It is customary to hold the great authors up as the sources of all wisdom in our craft and we can’t have a conversation about the greats and the wisdom they bestowed on us without bringing up Ernest Hemmingway. So, despite my status as a mere mortal I would like to raise a few objections to some of the facts that we now take for granted because a genius said them.
Keep in mind I’m not saying he was wrong, but I would argue that his advice was only right for people like him. He was a genius with a pen, but we are not all Hemmingway. The good, even great writers of our age are all very different people so what worked for him won’t necessarily work for us.
First of all, the first draft of everything isn’t shit. That’s so incredibly unfair and dismissive of one of the most beautiful things a writer can make. Yes, the first draft is often rough and messy but it’s full of great things. It’s full of half formed ideas, fledgling characters and silly throwaways that you put in just because they made you smile. Maybe those things will be built on in later drafts and maybe they’ll be removed completely but they are beautiful in their imperfections.
I cannot urge you strongly enough to treasure your first draft. You don’t need to overedit it, examine it or make it perfect but as you write it appreciate how wonderfully flawed it is. Your first draft might be the truest expression of who you are as a writer, with all of who you fear you are and all you hope to be included.

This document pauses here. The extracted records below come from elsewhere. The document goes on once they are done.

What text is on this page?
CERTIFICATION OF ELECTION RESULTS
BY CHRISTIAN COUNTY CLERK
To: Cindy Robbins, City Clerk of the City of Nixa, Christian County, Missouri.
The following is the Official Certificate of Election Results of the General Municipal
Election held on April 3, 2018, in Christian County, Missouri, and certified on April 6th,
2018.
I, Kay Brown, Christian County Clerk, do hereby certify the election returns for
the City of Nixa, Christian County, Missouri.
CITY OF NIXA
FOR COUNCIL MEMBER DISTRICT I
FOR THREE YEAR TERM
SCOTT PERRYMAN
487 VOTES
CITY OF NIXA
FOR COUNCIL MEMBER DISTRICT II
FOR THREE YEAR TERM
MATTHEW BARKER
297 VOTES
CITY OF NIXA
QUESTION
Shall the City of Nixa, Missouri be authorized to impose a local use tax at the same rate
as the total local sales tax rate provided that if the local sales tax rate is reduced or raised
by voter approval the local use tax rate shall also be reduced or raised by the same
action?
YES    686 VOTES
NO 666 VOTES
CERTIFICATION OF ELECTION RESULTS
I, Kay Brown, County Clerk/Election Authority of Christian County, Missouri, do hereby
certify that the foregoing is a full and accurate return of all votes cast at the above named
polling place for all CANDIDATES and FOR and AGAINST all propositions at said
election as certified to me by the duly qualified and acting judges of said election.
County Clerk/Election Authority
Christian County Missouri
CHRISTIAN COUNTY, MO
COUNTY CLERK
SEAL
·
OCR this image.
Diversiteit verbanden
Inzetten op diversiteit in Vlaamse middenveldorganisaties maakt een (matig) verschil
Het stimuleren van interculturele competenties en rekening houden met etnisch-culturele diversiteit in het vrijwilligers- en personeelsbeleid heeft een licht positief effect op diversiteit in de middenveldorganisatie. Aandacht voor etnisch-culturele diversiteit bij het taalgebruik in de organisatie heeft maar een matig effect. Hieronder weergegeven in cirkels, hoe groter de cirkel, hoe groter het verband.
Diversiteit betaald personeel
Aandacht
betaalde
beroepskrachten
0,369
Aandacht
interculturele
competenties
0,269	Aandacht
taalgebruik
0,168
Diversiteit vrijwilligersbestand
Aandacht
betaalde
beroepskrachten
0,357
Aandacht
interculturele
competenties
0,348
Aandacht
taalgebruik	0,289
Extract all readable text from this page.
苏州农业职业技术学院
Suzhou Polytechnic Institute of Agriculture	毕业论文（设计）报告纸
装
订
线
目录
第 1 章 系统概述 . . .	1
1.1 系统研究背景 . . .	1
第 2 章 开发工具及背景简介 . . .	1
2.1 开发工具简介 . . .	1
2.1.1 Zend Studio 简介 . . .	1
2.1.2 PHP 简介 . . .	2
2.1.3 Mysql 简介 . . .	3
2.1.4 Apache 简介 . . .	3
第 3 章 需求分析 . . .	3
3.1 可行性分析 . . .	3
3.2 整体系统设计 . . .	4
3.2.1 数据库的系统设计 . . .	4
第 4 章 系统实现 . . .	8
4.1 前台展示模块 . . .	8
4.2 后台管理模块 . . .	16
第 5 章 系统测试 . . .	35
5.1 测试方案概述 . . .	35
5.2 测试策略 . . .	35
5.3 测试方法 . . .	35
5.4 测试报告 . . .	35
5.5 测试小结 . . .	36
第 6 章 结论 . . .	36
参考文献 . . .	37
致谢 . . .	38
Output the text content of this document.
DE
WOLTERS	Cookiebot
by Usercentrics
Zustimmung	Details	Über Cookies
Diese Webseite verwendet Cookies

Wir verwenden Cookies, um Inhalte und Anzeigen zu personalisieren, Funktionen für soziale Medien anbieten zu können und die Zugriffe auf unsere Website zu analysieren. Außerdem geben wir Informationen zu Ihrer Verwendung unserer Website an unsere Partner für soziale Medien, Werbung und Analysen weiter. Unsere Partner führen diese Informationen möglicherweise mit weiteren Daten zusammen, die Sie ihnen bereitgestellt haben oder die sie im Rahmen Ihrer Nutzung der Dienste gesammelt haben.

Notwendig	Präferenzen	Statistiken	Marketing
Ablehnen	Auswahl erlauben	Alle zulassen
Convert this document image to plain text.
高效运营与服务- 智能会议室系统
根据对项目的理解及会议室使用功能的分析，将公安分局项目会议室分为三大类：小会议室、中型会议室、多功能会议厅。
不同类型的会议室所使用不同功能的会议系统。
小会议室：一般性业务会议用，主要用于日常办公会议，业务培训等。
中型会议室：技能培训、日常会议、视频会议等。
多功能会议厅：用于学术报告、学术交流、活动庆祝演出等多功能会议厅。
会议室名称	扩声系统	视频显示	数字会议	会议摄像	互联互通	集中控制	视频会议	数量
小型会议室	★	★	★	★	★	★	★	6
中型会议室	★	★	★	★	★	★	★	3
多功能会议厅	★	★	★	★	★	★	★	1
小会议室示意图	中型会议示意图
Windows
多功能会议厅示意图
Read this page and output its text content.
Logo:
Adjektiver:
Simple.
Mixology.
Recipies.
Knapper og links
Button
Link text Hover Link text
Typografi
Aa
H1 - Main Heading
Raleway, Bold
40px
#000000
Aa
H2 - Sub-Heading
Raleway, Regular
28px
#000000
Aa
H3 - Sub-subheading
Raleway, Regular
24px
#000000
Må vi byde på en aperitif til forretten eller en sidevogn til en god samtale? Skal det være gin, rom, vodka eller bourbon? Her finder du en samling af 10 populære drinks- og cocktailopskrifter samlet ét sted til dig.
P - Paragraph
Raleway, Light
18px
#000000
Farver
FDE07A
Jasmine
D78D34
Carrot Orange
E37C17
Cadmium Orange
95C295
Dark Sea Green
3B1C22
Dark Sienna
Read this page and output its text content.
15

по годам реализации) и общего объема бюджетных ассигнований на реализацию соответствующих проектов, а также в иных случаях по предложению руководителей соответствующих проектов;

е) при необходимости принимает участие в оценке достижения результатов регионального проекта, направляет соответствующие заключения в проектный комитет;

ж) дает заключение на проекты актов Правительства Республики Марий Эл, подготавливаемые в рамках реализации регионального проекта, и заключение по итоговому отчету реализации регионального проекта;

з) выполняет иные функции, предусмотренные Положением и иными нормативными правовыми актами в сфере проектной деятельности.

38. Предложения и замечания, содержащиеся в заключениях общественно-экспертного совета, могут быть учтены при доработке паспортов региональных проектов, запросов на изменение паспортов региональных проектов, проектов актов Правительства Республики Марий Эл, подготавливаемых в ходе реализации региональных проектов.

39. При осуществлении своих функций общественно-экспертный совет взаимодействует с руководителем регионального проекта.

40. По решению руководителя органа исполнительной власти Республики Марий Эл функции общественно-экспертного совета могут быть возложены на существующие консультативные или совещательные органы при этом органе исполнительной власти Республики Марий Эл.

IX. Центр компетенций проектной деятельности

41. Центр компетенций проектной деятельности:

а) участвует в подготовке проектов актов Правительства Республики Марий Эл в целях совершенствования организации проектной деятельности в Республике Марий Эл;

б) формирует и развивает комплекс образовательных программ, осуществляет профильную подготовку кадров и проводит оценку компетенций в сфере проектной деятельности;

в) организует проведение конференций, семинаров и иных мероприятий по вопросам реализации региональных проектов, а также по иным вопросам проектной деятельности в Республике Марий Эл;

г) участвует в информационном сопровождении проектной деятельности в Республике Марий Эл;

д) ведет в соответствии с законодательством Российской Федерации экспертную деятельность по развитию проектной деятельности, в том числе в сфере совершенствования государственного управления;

This isn’t just about Hemmingway either, it’s about all the greats. A lot of great writers gave a lot of very good advice but not all of it applies to you. People give advice based on what’s worked for them in the past and maybe it helped Hemmingway to believe his first draft was going to be garbage no matter what he did but that doesn’t mean that’ll help you. You can take advice from Stephen King, Shakespeare, Terry Pratchett, all of the above or none of them but the idea of idolising great writers until everything they say is unquestionable gospel is harmful to you as a writer.
Unless I’m wrong in which case feel free to ignore me too.
I’m not saying you need to trust yourself only, just pick and choose the advice that’s right for you. My first draft is my precious baby and building on it is an act of nurturing and love that I couldn’t hope to do if I really believed it was shit.
Oh, and don’t write drunk, even Hemmingway rarely actually did that according to his family. He drank after he was finished for the day or during particularly foul cases of writer’s block.